Classé en "préoccupation mineure (LC)" par la liste rouge de l'Union internationale pour la conservation de la nature (UICN) pour sa population mondiale, le flamant rouge - ou flamant des caraïbes - (Phoenicopterus ruber) a depuis longtemps disparu de la Guadeloupe.
Des archives historiques rapportent l'existence de populations nicheuses au XVIIe siècle. Il est fort probable que c'est au cours de ce dernier que l'espèce a depuis disparu du ciel et des zones humides de l'archipel. En effet, c'est dans l'eau et le substrat sablo-vaseux que l'oiseau va trouver les algues et les crustacés dont il se nourrit, devant ainsi sa couleur rougeâtre aux pigments caroténoïdes contenus dans ses proies.

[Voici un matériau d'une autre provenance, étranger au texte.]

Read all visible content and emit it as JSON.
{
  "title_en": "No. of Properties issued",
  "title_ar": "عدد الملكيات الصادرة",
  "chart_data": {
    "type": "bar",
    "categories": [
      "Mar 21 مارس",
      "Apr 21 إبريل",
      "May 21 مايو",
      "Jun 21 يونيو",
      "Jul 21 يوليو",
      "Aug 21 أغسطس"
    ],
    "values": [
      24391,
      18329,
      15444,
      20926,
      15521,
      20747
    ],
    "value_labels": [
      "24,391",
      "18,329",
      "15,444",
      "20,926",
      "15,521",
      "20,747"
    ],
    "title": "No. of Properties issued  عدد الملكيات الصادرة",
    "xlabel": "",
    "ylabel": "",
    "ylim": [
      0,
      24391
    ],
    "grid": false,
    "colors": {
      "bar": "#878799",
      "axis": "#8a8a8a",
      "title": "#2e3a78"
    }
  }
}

Pourtant, le flamant rouge pourrait réinvestir le territoire que ces ancêtre côtoyaient par le passé grâce à l'intérêt et à la motivation de Jérémy Delolme. Titulaire d'un master II en écologie et éthologie, il travaille sur la faisabilité d'un programme de réintroduction du flamand rouge. Et certaines de ses analyses laissent entendre que ce projet n'est pas insensé. Jérémy Delolme a décelé la présence nombreuse d'artémies (Artemia sp.) et de larves de mouches des saumures (Ephydra sp.) dans la Grande Saline de la pointe des châteaux, un des lieux de présence historiques de l'espèce. Il s'agit de proies de prédilection pour les flamants, permettant de pérenniser leur présence. Les zones humides de cette pointe rocheuse offrent donc des conditions d'accueil idéales selon Jérémy Delolme. La Grande Saline est le principal site ciblé pour la réintroduction de l'espèce.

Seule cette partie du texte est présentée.